La mia domanda su Karlinger era una domanda retorica. Quando le ho chiesto “chi era costui?” avevo consultato i libri da lei curati, ovviamente. Ma avevo cercato nelle principali enciclopedie, nei repertori e, comunque, avevo consultato tutte le fonti a mia disposizione. Inoltre, non soddisfatto di ciò, avevo chiesto lumi ad alcuni amici etnomusicologi (disciplina che non pratico) per avere conferma delle mie impressioni. Insomma, mi sembra di poter dire tranquillamente che Karlinger parla di Porrino da semplice amatore, visto che non ha alcuna veste “professionale” per occuparsene. Perché non è certo un filologo romanzo, un esperto di poesia sarda e neppure, ammesso che lo fosse, un etnomusicologo a poter esprimere un giudizio professionale su un compositore “colto”. Tutto qui, praticamente. E del resto il suo atteggiamentto da “amatore” è confermato dall’enfasi dei suoi giudizi.
Le riviste che lei cita non le conosco, ma sappiamo quante riviste ci sono al mondo che si occupano di dischi e sappiamo anche chi ci scrive.

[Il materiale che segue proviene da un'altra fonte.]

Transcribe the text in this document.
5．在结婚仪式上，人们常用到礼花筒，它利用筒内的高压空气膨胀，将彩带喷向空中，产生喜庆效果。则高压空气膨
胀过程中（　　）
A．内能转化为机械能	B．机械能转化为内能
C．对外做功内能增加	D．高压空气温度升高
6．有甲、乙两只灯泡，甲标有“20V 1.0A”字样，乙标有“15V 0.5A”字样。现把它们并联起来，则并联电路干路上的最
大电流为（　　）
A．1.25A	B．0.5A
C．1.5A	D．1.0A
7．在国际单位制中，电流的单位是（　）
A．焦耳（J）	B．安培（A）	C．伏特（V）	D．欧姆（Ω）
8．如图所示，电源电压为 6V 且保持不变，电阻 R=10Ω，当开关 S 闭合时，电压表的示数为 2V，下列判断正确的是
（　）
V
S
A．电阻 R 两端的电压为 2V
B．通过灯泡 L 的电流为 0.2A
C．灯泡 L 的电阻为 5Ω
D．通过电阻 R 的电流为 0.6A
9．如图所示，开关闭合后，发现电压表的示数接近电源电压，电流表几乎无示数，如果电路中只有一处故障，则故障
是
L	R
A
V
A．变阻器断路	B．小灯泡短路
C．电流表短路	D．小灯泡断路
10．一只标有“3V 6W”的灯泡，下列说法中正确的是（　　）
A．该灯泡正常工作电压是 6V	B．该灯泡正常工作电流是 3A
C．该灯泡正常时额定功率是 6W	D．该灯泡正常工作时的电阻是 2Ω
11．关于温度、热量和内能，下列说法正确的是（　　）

E anche lei, che pure ha curato diversi libri su Porrino o riguardanti Porrino, mi sembra che assuma più che altro l’atteggiamente dell’appassionato, piuttosto che quello dello “scienziato della musica”. Per esempio, nel suo libro sugli scritti di Porrino, mi sarei aspettato almeno una nota introduttiva che spiegasse il criterio di scelta degli scritti, il rapporto, anche quantitativo, tra gli scritti “musicali” e gli scritti “politici”, anche se poi, per esempio, nello scritto, citato da Biolchini, in “Difesa della razza” e che non mi sembra si trovi nel suo libro, oltre che di razza Porrino parla anche, e molto, di musica, tracciando persino, in poche pagine, un “sunto” della storia della musica italiana davvero poco “scientifico”.
Quanto alle citazioni, mi piacerebbe leggere, per esempio, ciò che hanno scritto di Porrino e della sua musica (ammesso che se ne siano occupati) due personaggi assai vicini alle posizioni artistiche e culturali (ma anche politiche) di Porrino, il musicologo Piero Buscaroli e il critico musicale Paolo Isotta. Invece, non ho letto e non ho il libro di Myriam Quaquero. Non per superbia né per scelta ideologica (come lei sa ho acquistato volentieri i suoi libri) ma semplicemente perché non mi è mai capitato tra le mani e perché non era “necessario”, per me. Perciò non so se Myriam Quaquero abbia ri-scritto la storia della musica italiana del Novecento, scoprendo meriti artistici dimenticati nella produzione porriniana. Ma le chiedo, che senso ha la citazione con la quale lei chiude il suo intervento? Quali sono i pregiudizi da rimuovere? E, soprattutto, fra chi dovrebbe aprirsi il confronto auspicato da Myriam Quaquero? Fra Giuanne Masala e gli storici della musica? Tra l’“amatore” Karlinger e i professionisti Luigi Attademo e Antonio Doro?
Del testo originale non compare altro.